LANDSCAPE WITH SMUT AND PAVEMENT
At night I hallucinate the grunting discord
which leapt from a human body as he destroyed mine.
That very month, I obliterated a beetle on a shiny walkway.
That month was November.
I think they are all out to get me,
all the insects in their armor.
Some folks like to use the word slut, even with children.
I am holding all my blood in vials on my lap.
The splatter is delicate.
I guess I am bleeding all over the scenery.
I was born in November.
But you want to hear about the clean stretch of pavement
where a beetle once lived
or the surrounding archways that were the kind of architecture
that bodies who have been treated gently like to enjoy.
The kempt lawn was always kempt.
I was disparaged on that terrain.
I was smut.
The rest was burnished.
The first title I’ve seen by New York poet and editor Lynn Melnick is her second, Landscape with Sex and Violence (Portland OR: YesYes Books, 2017), composed as a series of poetic studies against (as the title informs) a landscape of sex and violence, and where the two, unfortunately, meet. On the heels of her debut, If I Should Say I Have Hope (YesYes Books, 2012), Landscape with Sex and Violence is written as an unflinching combination of confession, observation and witness, writing out the worst of experiences through a haze of trauma, recollection and steely will.

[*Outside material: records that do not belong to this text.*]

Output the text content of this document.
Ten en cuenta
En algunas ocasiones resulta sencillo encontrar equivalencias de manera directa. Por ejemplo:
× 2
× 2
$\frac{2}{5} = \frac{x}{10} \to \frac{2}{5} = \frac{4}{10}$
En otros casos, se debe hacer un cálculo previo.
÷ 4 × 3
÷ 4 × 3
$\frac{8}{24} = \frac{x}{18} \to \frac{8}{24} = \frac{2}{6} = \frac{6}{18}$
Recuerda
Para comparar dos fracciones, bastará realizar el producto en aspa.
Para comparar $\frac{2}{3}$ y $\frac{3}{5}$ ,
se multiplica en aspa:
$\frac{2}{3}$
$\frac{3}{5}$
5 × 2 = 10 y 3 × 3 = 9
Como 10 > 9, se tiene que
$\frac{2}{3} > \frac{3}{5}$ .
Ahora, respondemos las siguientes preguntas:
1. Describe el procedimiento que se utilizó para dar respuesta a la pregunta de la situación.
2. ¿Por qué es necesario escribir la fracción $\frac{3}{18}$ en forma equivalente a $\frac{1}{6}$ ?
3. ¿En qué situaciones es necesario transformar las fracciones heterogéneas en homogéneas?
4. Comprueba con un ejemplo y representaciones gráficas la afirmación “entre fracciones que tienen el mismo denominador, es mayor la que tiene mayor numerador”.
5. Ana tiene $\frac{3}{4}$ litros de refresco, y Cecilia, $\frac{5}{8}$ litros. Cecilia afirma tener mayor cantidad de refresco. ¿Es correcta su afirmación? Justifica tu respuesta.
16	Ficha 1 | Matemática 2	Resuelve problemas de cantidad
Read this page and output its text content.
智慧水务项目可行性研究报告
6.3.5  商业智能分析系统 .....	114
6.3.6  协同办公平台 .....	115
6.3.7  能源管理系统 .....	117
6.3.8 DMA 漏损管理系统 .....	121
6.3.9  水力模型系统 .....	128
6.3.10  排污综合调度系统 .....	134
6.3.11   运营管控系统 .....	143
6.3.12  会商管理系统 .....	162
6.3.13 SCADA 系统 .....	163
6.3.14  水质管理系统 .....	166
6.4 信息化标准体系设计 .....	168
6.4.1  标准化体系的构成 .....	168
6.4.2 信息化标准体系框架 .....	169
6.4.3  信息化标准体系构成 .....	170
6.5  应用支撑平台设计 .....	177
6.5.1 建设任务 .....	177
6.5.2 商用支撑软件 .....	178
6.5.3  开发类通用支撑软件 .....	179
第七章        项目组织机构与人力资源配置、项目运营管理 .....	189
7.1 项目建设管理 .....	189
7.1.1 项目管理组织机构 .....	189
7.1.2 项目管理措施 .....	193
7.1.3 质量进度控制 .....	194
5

These are poems composed with both feet firm on the ground, solid and confident and dangerous, and set with a startling clarity. What really compels in Melnick’s work is her straightforward lyric, propelled and pushed through a sequence of declarations both about and against a series of dark landscapes, such as the poem “LANDSCAPE WITH TWELVE STEPS AND PROP FLORA,” that opens: “Inside that church in Hollywood / you don’t want to believe // what I’m about to tell you / when you say I never speak when I say: // some boys take a beautiful girl / and slam her against the wall.” Or the sequence “SHE’S GOING TO DO SOMETHING AMAZING,” that includes:
That’s the grace of being knocked nose-down,
that smell which is richer than skin
which suggests there once was victory even in this defeat.